One of the guiding principles of Bush's foreign policy was that his predecessor was possessed of a naive worldview. As Bush and his lieutenants see it, Clinton's attempts to coax the late Palestinian Authority chairman Yasser Arafat to a peace deal with Israel were folly, while he did not do enough to confront rising threats from Iraq and the al Qaeda terrorist network.
Clinton also was criticized for passivity in running his government -- including on issues of terrorism. He was not on speaking terms with then-FBI director Louis J. Freeh, whom he appointed. The commission investigating the Sept. 11 attacks found that Clinton and his top aides thought they had ordered that Osama bin Laden could be killed if there was an opportunity to do so in a covert mission, but that the White House expressed its preference with so many cautionary notes that the CIA believed it did not have permission.

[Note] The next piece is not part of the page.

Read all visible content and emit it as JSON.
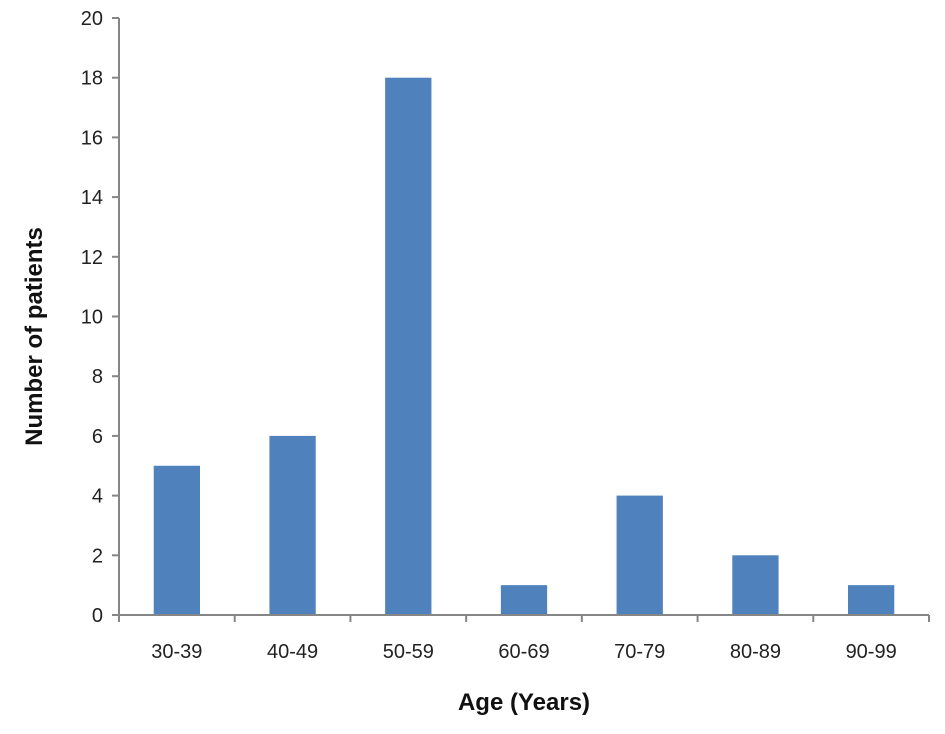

Richard A. Clarke, a former anti-terrorism official who served under Clinton and in both Bush administrations, recalled that "Clinton would make requests, and just assume that these were being done, or that the people around him knew best." He said Clinton should have fired Freeh rather than tolerate a dysfunctional relationship with an essential national security official.
Finding a Second Chance
While the debate continues about Clinton's record as president, his activities as ex-president suggest a man who sees redemptive possibilities on the world stage. Even while president, amid the Monica S. Lewinsky scandal, he described Middle East talks as part of "my personal journey of atonement." One of the people helping Clinton raise money for tsunami relief is former White House chief of staff Erskine B. Bowles. He told associates that he was so appalled by Clinton's behavior during the scandal that their nearly fraternal relationship for a time became coolly correct, confined to business.
The role of Ira Magaziner also reflects the theme of second chances. He was famous as the policy architect of the 1993-1994 health care initiative, one of Clinton's most extravagant failures. These days, Magaziner is working nearly full time on the Clinton Foundation's policy programs. He said Clinton has a stature that allows him to draw attention to AIDS treatment and issues that most people never could.

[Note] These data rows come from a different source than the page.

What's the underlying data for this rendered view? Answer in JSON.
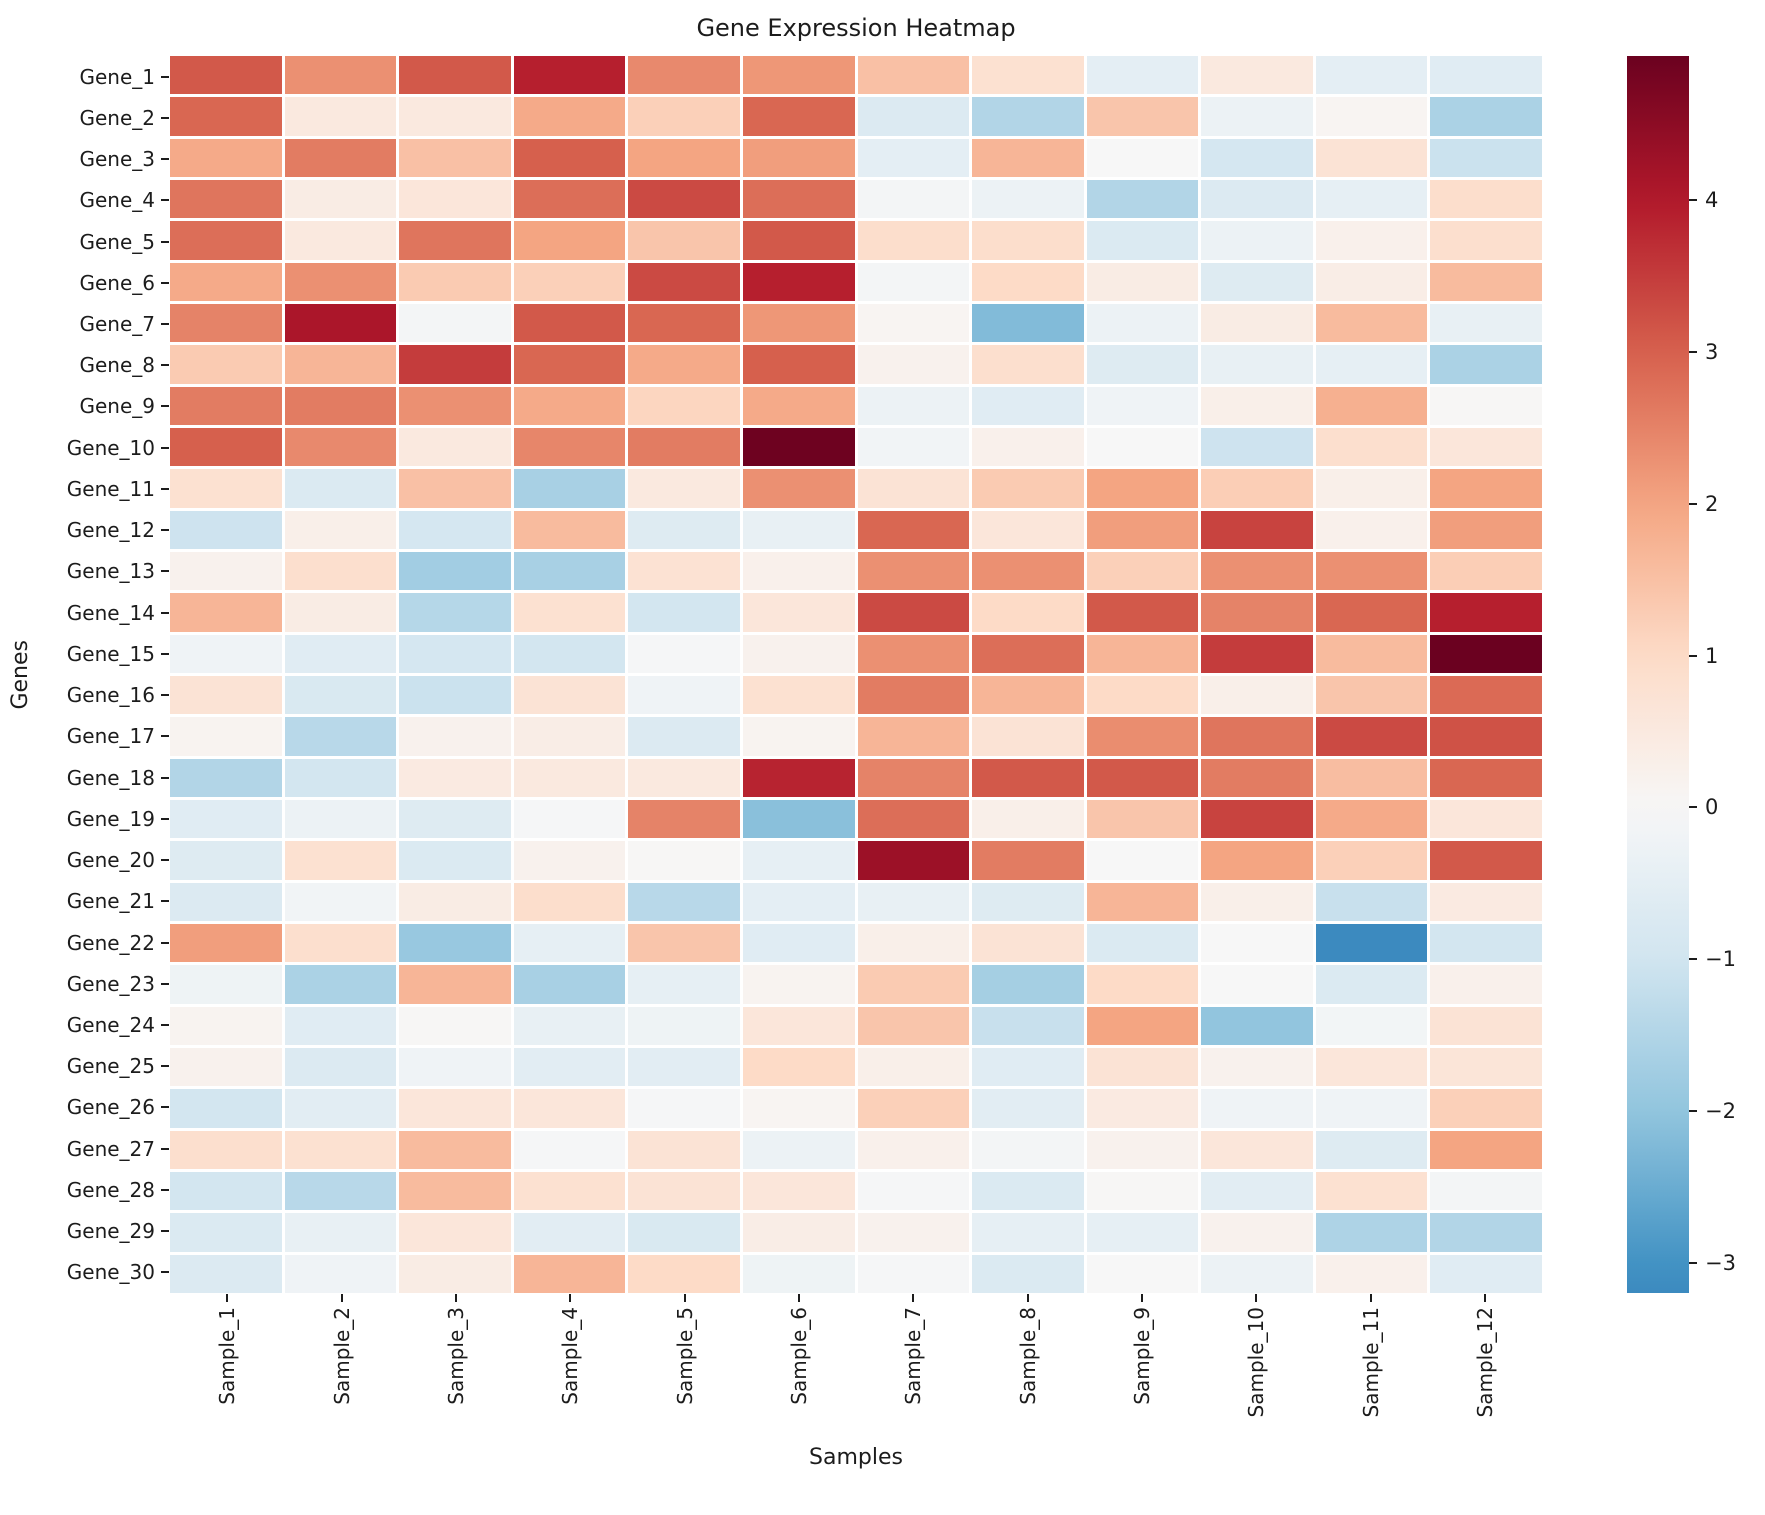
{
  "title": "Gene Expression Heatmap",
  "xlabel": "Samples",
  "ylabel": "Genes",
  "colors": {
    "background": "#ffffff",
    "grid_line": "#ffffff",
    "text": "#1c1c1c"
  },
  "chart_data": {
    "type": "heatmap",
    "title": "Gene Expression Heatmap",
    "xlabel": "Samples",
    "ylabel": "Genes",
    "rows": [
      "Gene_1",
      "Gene_2",
      "Gene_3",
      "Gene_4",
      "Gene_5",
      "Gene_6",
      "Gene_7",
      "Gene_8",
      "Gene_9",
      "Gene_10",
      "Gene_11",
      "Gene_12",
      "Gene_13",
      "Gene_14",
      "Gene_15",
      "Gene_16",
      "Gene_17",
      "Gene_18",
      "Gene_19",
      "Gene_20",
      "Gene_21",
      "Gene_22",
      "Gene_23",
      "Gene_24",
      "Gene_25",
      "Gene_26",
      "Gene_27",
      "Gene_28",
      "Gene_29",
      "Gene_30"
    ],
    "columns": [
      "Sample_1",
      "Sample_2",
      "Sample_3",
      "Sample_4",
      "Sample_5",
      "Sample_6",
      "Sample_7",
      "Sample_8",
      "Sample_9",
      "Sample_10",
      "Sample_11",
      "Sample_12"
    ],
    "values": [
      [
        3.1,
        2.3,
        3.1,
        3.9,
        2.4,
        2.2,
        1.5,
        0.8,
        -0.5,
        0.5,
        -0.5,
        -0.6
      ],
      [
        2.9,
        0.5,
        0.5,
        1.9,
        1.2,
        2.9,
        -0.7,
        -1.5,
        1.4,
        -0.3,
        0.1,
        -1.6
      ],
      [
        1.9,
        2.6,
        1.5,
        3.0,
        2.0,
        2.1,
        -0.5,
        1.7,
        0.0,
        -0.9,
        0.7,
        -1.1
      ],
      [
        2.7,
        0.4,
        0.6,
        2.8,
        3.3,
        2.8,
        -0.1,
        -0.3,
        -1.5,
        -0.7,
        -0.45,
        0.9
      ],
      [
        2.8,
        0.5,
        2.7,
        2.0,
        1.4,
        3.1,
        0.9,
        0.9,
        -0.75,
        -0.3,
        0.25,
        0.85
      ],
      [
        1.9,
        2.3,
        1.3,
        1.2,
        3.3,
        3.9,
        -0.1,
        1.0,
        0.4,
        -0.65,
        0.35,
        1.6
      ],
      [
        2.5,
        4.1,
        -0.1,
        3.1,
        2.9,
        2.2,
        0.1,
        -2.2,
        -0.3,
        0.4,
        1.6,
        -0.4
      ],
      [
        1.3,
        1.7,
        3.5,
        2.9,
        1.9,
        3.0,
        0.2,
        0.85,
        -0.65,
        -0.4,
        -0.45,
        -1.6
      ],
      [
        2.6,
        2.6,
        2.3,
        1.9,
        1.1,
        1.9,
        -0.3,
        -0.6,
        -0.2,
        0.3,
        1.8,
        0.05
      ],
      [
        3.0,
        2.4,
        0.5,
        2.45,
        2.6,
        4.9,
        -0.15,
        0.25,
        0.0,
        -1.05,
        0.85,
        0.6
      ],
      [
        0.8,
        -0.75,
        1.5,
        -1.65,
        0.5,
        2.3,
        0.7,
        1.3,
        2.0,
        1.25,
        0.3,
        2.0
      ],
      [
        -1.05,
        0.3,
        -0.9,
        1.6,
        -0.65,
        -0.4,
        2.9,
        0.6,
        2.1,
        3.4,
        0.25,
        2.1
      ],
      [
        0.2,
        0.85,
        -1.75,
        -1.65,
        0.75,
        0.25,
        2.3,
        2.3,
        1.2,
        2.3,
        2.3,
        1.25
      ],
      [
        1.7,
        0.4,
        -1.45,
        0.8,
        -0.95,
        0.6,
        3.3,
        1.0,
        3.1,
        2.5,
        2.9,
        3.9
      ],
      [
        -0.2,
        -0.6,
        -0.9,
        -0.95,
        -0.05,
        0.2,
        2.3,
        2.8,
        1.7,
        3.5,
        1.6,
        4.95
      ],
      [
        0.7,
        -0.8,
        -1.1,
        0.7,
        -0.2,
        0.8,
        2.6,
        1.7,
        1.0,
        0.3,
        1.4,
        2.85
      ],
      [
        0.15,
        -1.4,
        0.2,
        0.35,
        -0.7,
        0.15,
        1.7,
        0.7,
        2.35,
        2.7,
        3.3,
        3.2
      ],
      [
        -1.5,
        -0.95,
        0.45,
        0.5,
        0.5,
        3.85,
        2.5,
        3.1,
        3.1,
        2.6,
        1.55,
        2.9
      ],
      [
        -0.6,
        -0.3,
        -0.65,
        -0.05,
        2.5,
        -2.1,
        2.8,
        0.3,
        1.4,
        3.4,
        1.9,
        0.6
      ],
      [
        -0.65,
        0.8,
        -0.75,
        0.2,
        0.05,
        -0.45,
        4.3,
        2.6,
        0.0,
        2.0,
        1.2,
        3.1
      ],
      [
        -0.7,
        -0.15,
        0.4,
        0.9,
        -1.4,
        -0.5,
        -0.4,
        -0.65,
        1.7,
        0.3,
        -1.15,
        0.45
      ],
      [
        2.1,
        0.85,
        -1.9,
        -0.45,
        1.4,
        -0.6,
        0.3,
        0.7,
        -0.75,
        0.0,
        -3.2,
        -0.95
      ],
      [
        -0.25,
        -1.6,
        1.7,
        -1.65,
        -0.45,
        0.15,
        1.3,
        -1.7,
        1.0,
        0.0,
        -0.75,
        0.25
      ],
      [
        0.15,
        -0.6,
        0.05,
        -0.4,
        -0.25,
        0.6,
        1.4,
        -1.15,
        2.0,
        -2.0,
        -0.12,
        0.7
      ],
      [
        0.2,
        -0.7,
        -0.2,
        -0.55,
        -0.55,
        1.0,
        0.3,
        -0.6,
        0.7,
        0.2,
        0.6,
        0.65
      ],
      [
        -0.95,
        -0.55,
        0.6,
        0.6,
        -0.05,
        0.1,
        1.2,
        -0.55,
        0.45,
        -0.2,
        -0.2,
        1.2
      ],
      [
        0.85,
        0.8,
        1.6,
        -0.05,
        0.7,
        -0.3,
        0.25,
        -0.1,
        0.2,
        0.6,
        -0.65,
        2.0
      ],
      [
        -0.95,
        -1.4,
        1.6,
        0.8,
        0.7,
        0.6,
        -0.05,
        -0.75,
        0.05,
        -0.55,
        0.8,
        -0.1
      ],
      [
        -0.75,
        -0.4,
        0.6,
        -0.55,
        -0.8,
        0.35,
        0.2,
        -0.45,
        -0.45,
        0.2,
        -1.55,
        -1.5
      ],
      [
        -0.7,
        -0.2,
        0.4,
        1.7,
        1.0,
        -0.25,
        -0.05,
        -0.75,
        0.0,
        -0.3,
        0.25,
        -0.6
      ]
    ],
    "colormap": "RdBu_r",
    "colormap_stops": [
      "#053061",
      "#2166ac",
      "#4393c4",
      "#92c5de",
      "#d1e5f0",
      "#f7f7f7",
      "#fddbc7",
      "#f4a582",
      "#d6604d",
      "#b2182b",
      "#67001f"
    ],
    "center": 0,
    "vmin": -3.2,
    "vmax": 4.95,
    "color_scale_half_range": 5.0,
    "colorbar_tick_values": [
      4,
      3,
      2,
      1,
      0,
      -1,
      -2,
      -3
    ],
    "colorbar_tick_labels": [
      "4",
      "3",
      "2",
      "1",
      "0",
      "−1",
      "−2",
      "−3"
    ],
    "grid": false,
    "legend_position": "right-colorbar"
  }
}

"Some of the problems that have bedeviled him at home and made him controversial don't really exist abroad," Magaziner said. "My sense is he wants to make his ex-presidency one where he has really major accomplishments in the world."
In the United States, the debate over Bush's approach to the world and Clinton's -- between force and persuasion -- remains unsettled. But it seems apparent which approach is more winning abroad. While Bush has generated deep suspicion, especially in Western Europe, Clinton is highly popular, European commentators said.

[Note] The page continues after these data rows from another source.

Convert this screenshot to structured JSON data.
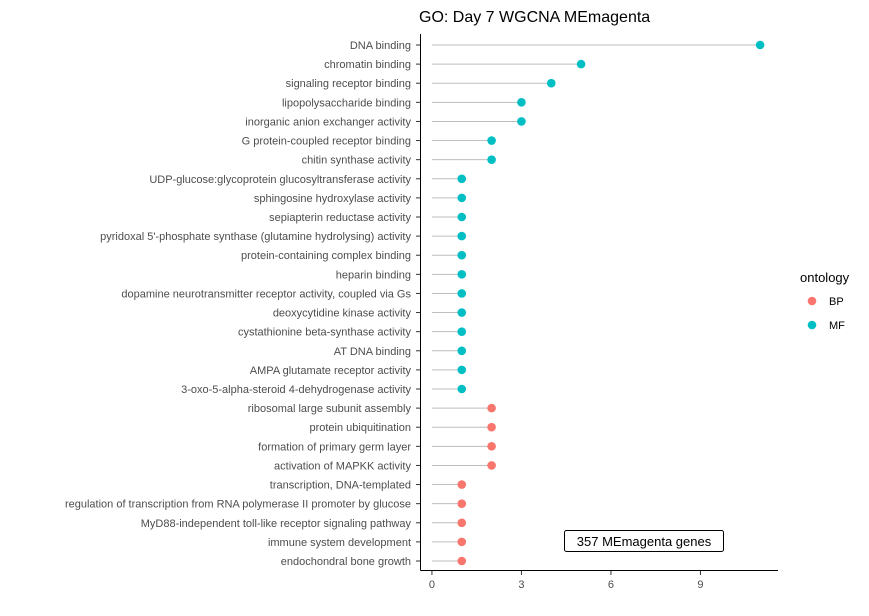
{
  "chart_data": {
    "type": "lollipop",
    "title": "GO: Day 7 WGCNA MEmagenta",
    "xlabel": "",
    "ylabel": "",
    "xlim": [
      -0.4,
      11.6
    ],
    "xticks": [
      0,
      3,
      6,
      9
    ],
    "grid": false,
    "legend": {
      "title": "ontology",
      "position": "right",
      "entries": [
        {
          "name": "BP",
          "color": "#F8766D"
        },
        {
          "name": "MF",
          "color": "#00BFC4"
        }
      ]
    },
    "annotation": "357 MEmagenta genes",
    "stem_color": "#bdbdbd",
    "terms": [
      {
        "label": "DNA binding",
        "value": 11,
        "ontology": "MF"
      },
      {
        "label": "chromatin binding",
        "value": 5,
        "ontology": "MF"
      },
      {
        "label": "signaling receptor binding",
        "value": 4,
        "ontology": "MF"
      },
      {
        "label": "lipopolysaccharide binding",
        "value": 3,
        "ontology": "MF"
      },
      {
        "label": "inorganic anion exchanger activity",
        "value": 3,
        "ontology": "MF"
      },
      {
        "label": "G protein-coupled receptor binding",
        "value": 2,
        "ontology": "MF"
      },
      {
        "label": "chitin synthase activity",
        "value": 2,
        "ontology": "MF"
      },
      {
        "label": "UDP-glucose:glycoprotein glucosyltransferase activity",
        "value": 1,
        "ontology": "MF"
      },
      {
        "label": "sphingosine hydroxylase activity",
        "value": 1,
        "ontology": "MF"
      },
      {
        "label": "sepiapterin reductase activity",
        "value": 1,
        "ontology": "MF"
      },
      {
        "label": "pyridoxal 5'-phosphate synthase (glutamine hydrolysing) activity",
        "value": 1,
        "ontology": "MF"
      },
      {
        "label": "protein-containing complex binding",
        "value": 1,
        "ontology": "MF"
      },
      {
        "label": "heparin binding",
        "value": 1,
        "ontology": "MF"
      },
      {
        "label": "dopamine neurotransmitter receptor activity, coupled via Gs",
        "value": 1,
        "ontology": "MF"
      },
      {
        "label": "deoxycytidine kinase activity",
        "value": 1,
        "ontology": "MF"
      },
      {
        "label": "cystathionine beta-synthase activity",
        "value": 1,
        "ontology": "MF"
      },
      {
        "label": "AT DNA binding",
        "value": 1,
        "ontology": "MF"
      },
      {
        "label": "AMPA glutamate receptor activity",
        "value": 1,
        "ontology": "MF"
      },
      {
        "label": "3-oxo-5-alpha-steroid 4-dehydrogenase activity",
        "value": 1,
        "ontology": "MF"
      },
      {
        "label": "ribosomal large subunit assembly",
        "value": 2,
        "ontology": "BP"
      },
      {
        "label": "protein ubiquitination",
        "value": 2,
        "ontology": "BP"
      },
      {
        "label": "formation of primary germ layer",
        "value": 2,
        "ontology": "BP"
      },
      {
        "label": "activation of MAPKK activity",
        "value": 2,
        "ontology": "BP"
      },
      {
        "label": "transcription, DNA-templated",
        "value": 1,
        "ontology": "BP"
      },
      {
        "label": "regulation of transcription from RNA polymerase II promoter by glucose",
        "value": 1,
        "ontology": "BP"
      },
      {
        "label": "MyD88-independent toll-like receptor signaling pathway",
        "value": 1,
        "ontology": "BP"
      },
      {
        "label": "immune system development",
        "value": 1,
        "ontology": "BP"
      },
      {
        "label": "endochondral bone growth",
        "value": 1,
        "ontology": "BP"
      }
    ]
  }
}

Europeans who chafe at Bush respond to Clinton's "inclusive, soft-toned way of communicating with the world, and especially with Europeans," said Arnout Brouwers, a prominent Dutch editor who has studied American politics in Washington with the German Marshall Fund. "His personal history, his charms, even his personal failings, helped people identify with him as 'one of us.' "
Former German chancellor Helmut Kohl, a friend of Clinton's, agreed. "The reason Bill Clinton is popular in Europe is very simple: He just is. He is a man of great charisma," Kohl said in a brief interview after a meeting with Bush in Washington.
Asked about Clinton's dream of heading the United Nations, Kohl said: "I do not know if Bill wishes to go to the United Nations. If he wants, I would support him."